Although terms like “transgender” and “gender identity” are increasingly used in the public square, many Christians are still unaware of what they mean or how broad the scope is in which they are being used. To help provide some clarification and context, I’ve provided definitions for 31 terms commonly used by the gender identity movement. This glossary is designed to help you better understand the radical and ever-expanding language used to describe elements of the sexual (and gender) revolution. In order to effectively minister to those in our communities, it is helpful to grasp the terms used by the wider culture. Our goal is to understand so that we might proclaim God’s good design reflected in the biblical sexual ethic that brings flourishing and the gospel that brings hope and reconciliation.
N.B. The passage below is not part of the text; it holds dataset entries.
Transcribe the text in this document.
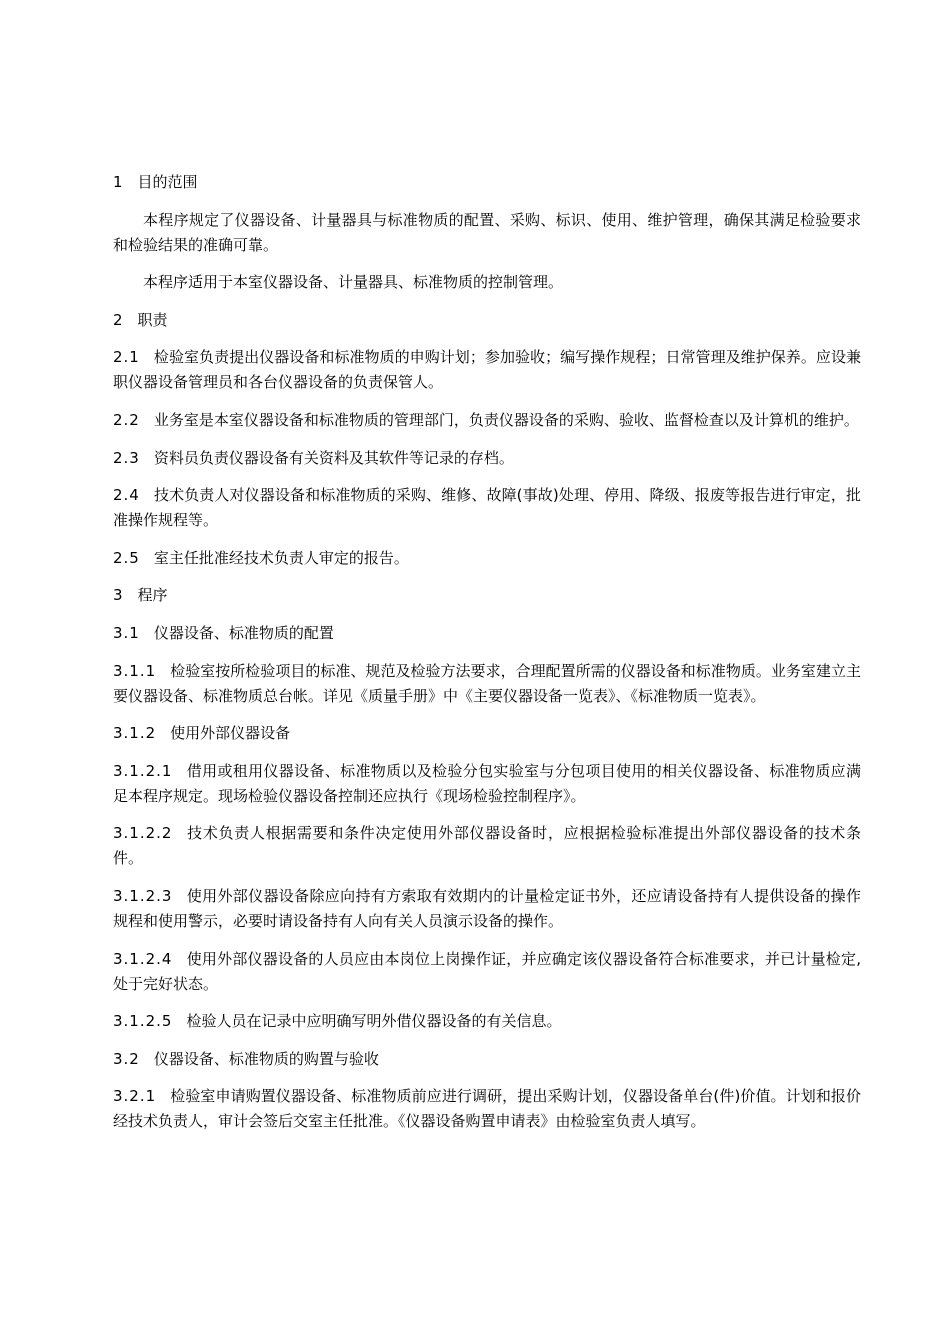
1 目的范围

本程序规定了仪器设备、计量器具与标准物质的配置、采购、标识、使用、维护管理，确保其满足检验要求和检验结果的准确可靠。

本程序适用于本室仪器设备、计量器具、标准物质的控制管理。

2 职责

2.1 检验室负责提出仪器设备和标准物质的申购计划；参加验收；编写操作规程；日常管理及维护保养。应设兼职仪器设备管理员和各台仪器设备的负责保管人。

2.2 业务室是本室仪器设备和标准物质的管理部门，负责仪器设备的采购、验收、监督检查以及计算机的维护。

2.3 资料员负责仪器设备有关资料及其软件等记录的存档。

2.4 技术负责人对仪器设备和标准物质的采购、维修、故障(事故)处理、停用、降级、报废等报告进行审定，批准操作规程等。

2.5 室主任批准经技术负责人审定的报告。

3 程序

3.1 仪器设备、标准物质的配置

3.1.1 检验室按所检验项目的标准、规范及检验方法要求，合理配置所需的仪器设备和标准物质。业务室建立主要仪器设备、标准物质总台帐。详见《质量手册》中《主要仪器设备一览表》、《标准物质一览表》。

3.1.2 使用外部仪器设备

3.1.2.1 借用或租用仪器设备、标准物质以及检验分包实验室与分包项目使用的相关仪器设备、标准物质应满足本程序规定。现场检验仪器设备控制还应执行《现场检验控制程序》。

3.1.2.2 技术负责人根据需要和条件决定使用外部仪器设备时，应根据检验标准提出外部仪器设备的技术条件。

3.1.2.3 使用外部仪器设备除应向持有方索取有效期内的计量检定证书外，还应请设备持有人提供设备的操作规程和使用警示，必要时请设备持有人向有关人员演示设备的操作。

3.1.2.4 使用外部仪器设备的人员应由本岗位上岗操作证，并应确定该仪器设备符合标准要求，并已计量检定,处于完好状态。

3.1.2.5 检验人员在记录中应明确写明外借仪器设备的有关信息。

3.2 仪器设备、标准物质的购置与验收

3.2.1 检验室申请购置仪器设备、标准物质前应进行调研，提出采购计划，仪器设备单台(件)价值。计划和报价经技术负责人，审计会签后交室主任批准。《仪器设备购置申请表》由检验室负责人填写。
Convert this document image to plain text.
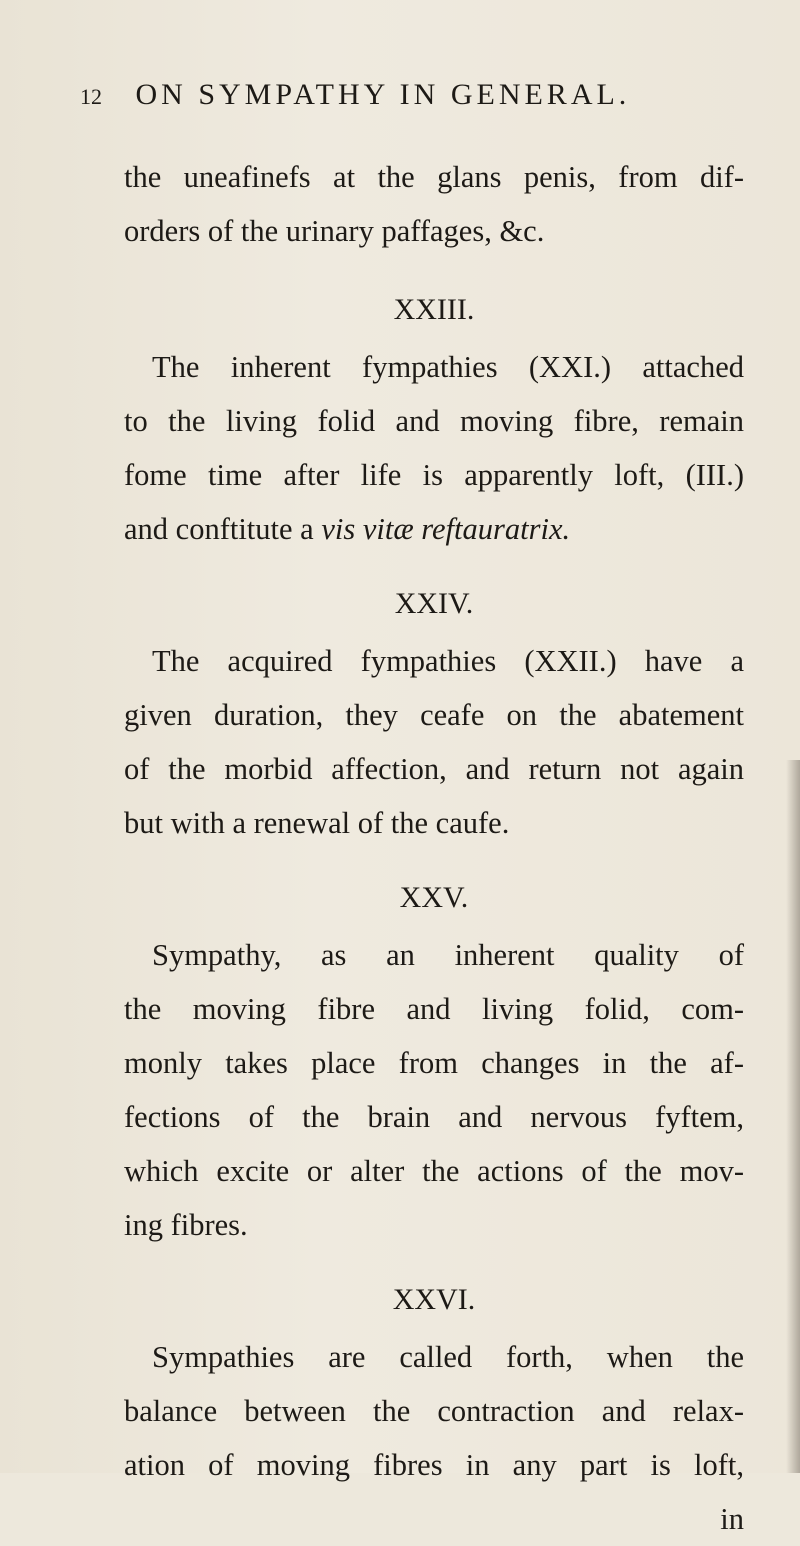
12 ON SYMPATHY IN GENERAL.
the uneafinefs at the glans penis, from dif-
orders of the urinary paffages, &c.
XXIII.
The inherent fympathies (XXI.) attached
to the living folid and moving fibre, remain
fome time after life is apparently loft, (III.)
and conftitute a vis vitæ reftauratrix.
XXIV.
The acquired fympathies (XXII.) have a
given duration, they ceafe on the abatement
of the morbid affection, and return not again
but with a renewal of the caufe.
XXV.
Sympathy, as an inherent quality of
the moving fibre and living folid, com-
monly takes place from changes in the af-
fections of the brain and nervous fyftem,
which excite or alter the actions of the mov-
ing fibres.
XXVI.
Sympathies are called forth, when the
balance between the contraction and relax-
ation of moving fibres in any part is loft,
in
This is not an exhaustive list by any means — Facebook alone allows you to choose from more than 70 gender options. Even though many in the LGBTQ+ community are united around certain terms and language, it is important to note that this is an incredibly diverse community that is not always in agreement with one another and their lifestyle choices.
Ally — A term for a person who supports members of the LGBTQ+ community and who advocates for them to others.
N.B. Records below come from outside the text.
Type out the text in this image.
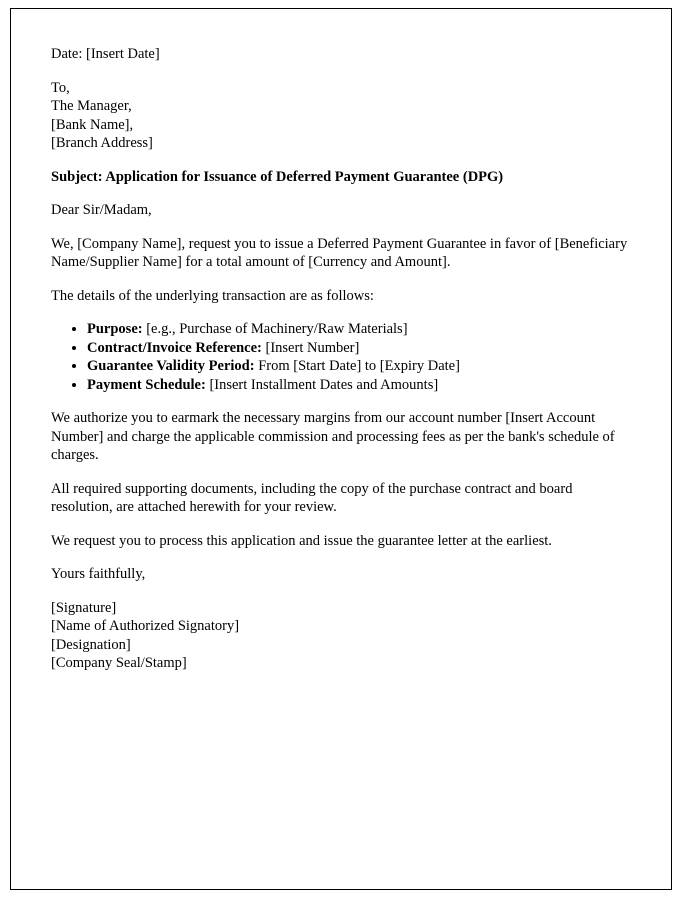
Date: [Insert Date]
To,
The Manager,
[Bank Name],
[Branch Address]
Subject: Application for Issuance of Deferred Payment Guarantee (DPG)
Dear Sir/Madam,
We, [Company Name], request you to issue a Deferred Payment Guarantee in favor of [Beneficiary Name/Supplier Name] for a total amount of [Currency and Amount].
The details of the underlying transaction are as follows:
• Purpose: [e.g., Purchase of Machinery/Raw Materials]
• Contract/Invoice Reference: [Insert Number]
• Guarantee Validity Period: From [Start Date] to [Expiry Date]
• Payment Schedule: [Insert Installment Dates and Amounts]
We authorize you to earmark the necessary margins from our account number [Insert Account Number] and charge the applicable commission and processing fees as per the bank's schedule of charges.
All required supporting documents, including the copy of the purchase contract and board resolution, are attached herewith for your review.
We request you to process this application and issue the guarantee letter at the earliest.
Yours faithfully,
[Signature]
[Name of Authorized Signatory]
[Designation]
[Company Seal/Stamp]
Androphilia — A term used to refer to sexual attraction to men or masculinity that can be used as an alternative to a gender binary heterosexual or homosexual orientation. (See also: gynephilia.)
Bigender — A person who has two gender identities or expressions, either at the same time, at different times, or in different social situations. (See also: genderfluid.)
Bisexual — A person who is attracted to two sexes or two genders, but not necessarily simultaneously or equally. Although the term used to be defined as a person who is attracted to both genders or both sexes, that has been replaced by the number two (2) since the LGBT community believes there are not only two sexes or two genders but multiple gender identities. Within the LGBTQ+ community, a person who is sexually attracted to more than two biological sexes or gender identities is often referred to as pansexual or omnisexual.
Butch — A term used by the LGBTQ+ community to refer to masculine gender expression or gender identity. A nonbinary butch is a person who holds a nonbinary gender identity and a butch gender expression, or claiming butch as an identity outside of the gender binary. (See also: femme.)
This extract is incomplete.